Why is this important? And what does it actually mean? It’s important to understand what the end result will look like. This will help you design your solution and organize your code.

This SQL interview question is pretty simple though. It’s going to just be one column in the output with one number. We just want a ratio of active users divided by all users in the US. That’s the end result.

But to get to that result, we’ll need to do some processing and apply logic to the data columns we identified in the previous step. Here’s what we’ll need to do:

Filter for US users only
Count the number of users with status = ‘open’
Count the number of total users
Take the number of status open users and divide by the total number of users
I see two ways of organizing this solution.
a) One is to do all of the filtering and processing in one query
b) The other way is to do all the filtering and aggregation in a subquery and then take the ratio is the outer query. This is better for the organization both in an interview and on the job.

4. Code is increments

Coding in increments means exactly what you think it means. Write some code, run the code, check out the output. Why do this and not just write out the entire solution? Because you want to make sure the logic you’re applying is being applied in exactly the way you thought it would be.

So let’s solve this SQL data analyst interview question now:

1. Filter users from the US only

select *
from fb_active_users
where country = 'USA'

2. Count active users only

select 
   count(case when status = 'open' then user_id else null end) as active_users
from fb_active_users
where country = 'USA'

3. Add the count of all users

select 
   count(case when status = 'open' then user_id else null end) as active_users,
   count(*) as total_users
from fb_active_users
where country = 'USA'

4. Let’s now take the ratio of the active users

select 
   count(case when status = 'open' then user_id else null end) / 
   count(*)::FLOAT as ratio_active_users
from fb_active_users
where country = 'USA'

The other way of solving this SQL interview problem is to create a subquery where you do all the filtering in the subquery and then take the ratio in the outer query. Why we do it this way? Because it’s a much longer process.

To some people, it’s more organized.

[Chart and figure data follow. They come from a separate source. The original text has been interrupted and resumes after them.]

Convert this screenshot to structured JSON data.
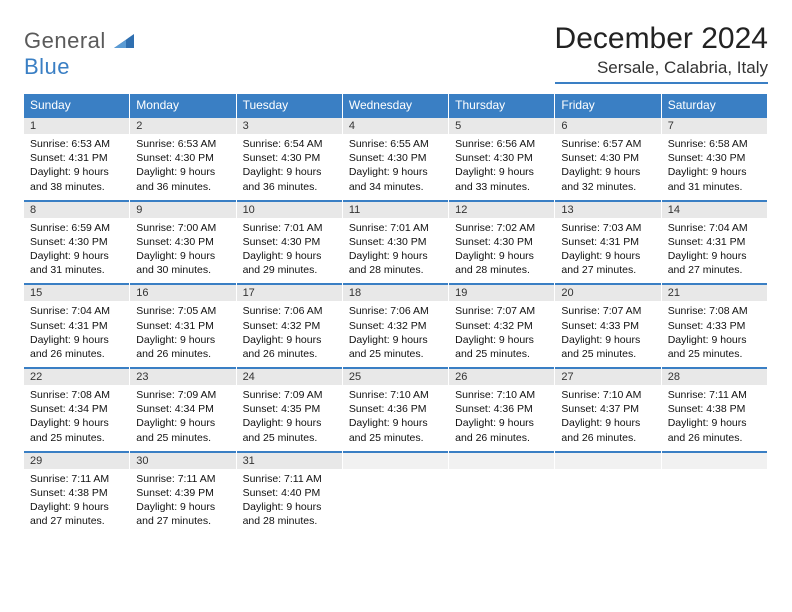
{
  "logo": {
    "general": "General",
    "blue": "Blue"
  },
  "title": "December 2024",
  "location": "Sersale, Calabria, Italy",
  "colors": {
    "accent": "#3a7fc4",
    "dayhead_bg": "#3a7fc4",
    "daynum_bg": "#e8e8e8",
    "blank_bg": "#f1f1f1"
  },
  "dayheads": [
    "Sunday",
    "Monday",
    "Tuesday",
    "Wednesday",
    "Thursday",
    "Friday",
    "Saturday"
  ],
  "weeks": [
    [
      {
        "n": "1",
        "sr": "Sunrise: 6:53 AM",
        "ss": "Sunset: 4:31 PM",
        "dl": "Daylight: 9 hours and 38 minutes."
      },
      {
        "n": "2",
        "sr": "Sunrise: 6:53 AM",
        "ss": "Sunset: 4:30 PM",
        "dl": "Daylight: 9 hours and 36 minutes."
      },
      {
        "n": "3",
        "sr": "Sunrise: 6:54 AM",
        "ss": "Sunset: 4:30 PM",
        "dl": "Daylight: 9 hours and 36 minutes."
      },
      {
        "n": "4",
        "sr": "Sunrise: 6:55 AM",
        "ss": "Sunset: 4:30 PM",
        "dl": "Daylight: 9 hours and 34 minutes."
      },
      {
        "n": "5",
        "sr": "Sunrise: 6:56 AM",
        "ss": "Sunset: 4:30 PM",
        "dl": "Daylight: 9 hours and 33 minutes."
      },
      {
        "n": "6",
        "sr": "Sunrise: 6:57 AM",
        "ss": "Sunset: 4:30 PM",
        "dl": "Daylight: 9 hours and 32 minutes."
      },
      {
        "n": "7",
        "sr": "Sunrise: 6:58 AM",
        "ss": "Sunset: 4:30 PM",
        "dl": "Daylight: 9 hours and 31 minutes."
      }
    ],
    [
      {
        "n": "8",
        "sr": "Sunrise: 6:59 AM",
        "ss": "Sunset: 4:30 PM",
        "dl": "Daylight: 9 hours and 31 minutes."
      },
      {
        "n": "9",
        "sr": "Sunrise: 7:00 AM",
        "ss": "Sunset: 4:30 PM",
        "dl": "Daylight: 9 hours and 30 minutes."
      },
      {
        "n": "10",
        "sr": "Sunrise: 7:01 AM",
        "ss": "Sunset: 4:30 PM",
        "dl": "Daylight: 9 hours and 29 minutes."
      },
      {
        "n": "11",
        "sr": "Sunrise: 7:01 AM",
        "ss": "Sunset: 4:30 PM",
        "dl": "Daylight: 9 hours and 28 minutes."
      },
      {
        "n": "12",
        "sr": "Sunrise: 7:02 AM",
        "ss": "Sunset: 4:30 PM",
        "dl": "Daylight: 9 hours and 28 minutes."
      },
      {
        "n": "13",
        "sr": "Sunrise: 7:03 AM",
        "ss": "Sunset: 4:31 PM",
        "dl": "Daylight: 9 hours and 27 minutes."
      },
      {
        "n": "14",
        "sr": "Sunrise: 7:04 AM",
        "ss": "Sunset: 4:31 PM",
        "dl": "Daylight: 9 hours and 27 minutes."
      }
    ],
    [
      {
        "n": "15",
        "sr": "Sunrise: 7:04 AM",
        "ss": "Sunset: 4:31 PM",
        "dl": "Daylight: 9 hours and 26 minutes."
      },
      {
        "n": "16",
        "sr": "Sunrise: 7:05 AM",
        "ss": "Sunset: 4:31 PM",
        "dl": "Daylight: 9 hours and 26 minutes."
      },
      {
        "n": "17",
        "sr": "Sunrise: 7:06 AM",
        "ss": "Sunset: 4:32 PM",
        "dl": "Daylight: 9 hours and 26 minutes."
      },
      {
        "n": "18",
        "sr": "Sunrise: 7:06 AM",
        "ss": "Sunset: 4:32 PM",
        "dl": "Daylight: 9 hours and 25 minutes."
      },
      {
        "n": "19",
        "sr": "Sunrise: 7:07 AM",
        "ss": "Sunset: 4:32 PM",
        "dl": "Daylight: 9 hours and 25 minutes."
      },
      {
        "n": "20",
        "sr": "Sunrise: 7:07 AM",
        "ss": "Sunset: 4:33 PM",
        "dl": "Daylight: 9 hours and 25 minutes."
      },
      {
        "n": "21",
        "sr": "Sunrise: 7:08 AM",
        "ss": "Sunset: 4:33 PM",
        "dl": "Daylight: 9 hours and 25 minutes."
      }
    ],
    [
      {
        "n": "22",
        "sr": "Sunrise: 7:08 AM",
        "ss": "Sunset: 4:34 PM",
        "dl": "Daylight: 9 hours and 25 minutes."
      },
      {
        "n": "23",
        "sr": "Sunrise: 7:09 AM",
        "ss": "Sunset: 4:34 PM",
        "dl": "Daylight: 9 hours and 25 minutes."
      },
      {
        "n": "24",
        "sr": "Sunrise: 7:09 AM",
        "ss": "Sunset: 4:35 PM",
        "dl": "Daylight: 9 hours and 25 minutes."
      },
      {
        "n": "25",
        "sr": "Sunrise: 7:10 AM",
        "ss": "Sunset: 4:36 PM",
        "dl": "Daylight: 9 hours and 25 minutes."
      },
      {
        "n": "26",
        "sr": "Sunrise: 7:10 AM",
        "ss": "Sunset: 4:36 PM",
        "dl": "Daylight: 9 hours and 26 minutes."
      },
      {
        "n": "27",
        "sr": "Sunrise: 7:10 AM",
        "ss": "Sunset: 4:37 PM",
        "dl": "Daylight: 9 hours and 26 minutes."
      },
      {
        "n": "28",
        "sr": "Sunrise: 7:11 AM",
        "ss": "Sunset: 4:38 PM",
        "dl": "Daylight: 9 hours and 26 minutes."
      }
    ],
    [
      {
        "n": "29",
        "sr": "Sunrise: 7:11 AM",
        "ss": "Sunset: 4:38 PM",
        "dl": "Daylight: 9 hours and 27 minutes."
      },
      {
        "n": "30",
        "sr": "Sunrise: 7:11 AM",
        "ss": "Sunset: 4:39 PM",
        "dl": "Daylight: 9 hours and 27 minutes."
      },
      {
        "n": "31",
        "sr": "Sunrise: 7:11 AM",
        "ss": "Sunset: 4:40 PM",
        "dl": "Daylight: 9 hours and 28 minutes."
      },
      {
        "blank": true
      },
      {
        "blank": true
      },
      {
        "blank": true
      },
      {
        "blank": true
      }
    ]
  ]
}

You can debug and see exactly what’s going on without much refactoring. You have the counts and filters making one table before aggregating to get to the final ratio.

In an interview, sometimes as you’re talking and guiding the interviewer through your solution, it’s just natural to split apart the logic in this way. At the end of the solution, you can always tell the interviewer a more efficient way of coding up the solution. In fact, a lot of interviewers are going to ask you that question anyways so it’s nice to think about it in advance.

If you read this solution and it makes sense to you then congrats, you’re on the right track.

Solution of SQL Data Analyst Interview Question

To find more questions from Facebook, check out our articles "Facebook SQL interview question" and "Facebook Data Scientist Interview Questions".

Conclusion

As you can see, to solve this SQL data analyst interview question, you need to understand how to properly write a case statement, properly aggregate the results of the case statement, and then take a ratio from the result of the aggregation itself. All in one query.

The tricky part isn’t really even those 3 technical concepts. It’s organizing your code into logical steps -- as you can see there’s a subquery to split out the logic. But you don’t even need the subquery. And it’s more efficient not to have one.

And there’s also a data type conversion from an integer to a float so that your output can be between 0 and 1.

These are the little nuances you need to know in addition to these 3 concepts. Lots of people forget these small things, especially if you’re out of practice or nervous.

The more practice you have with these types of questions, the quicker you’ll see the patterns and be able to implement solutions.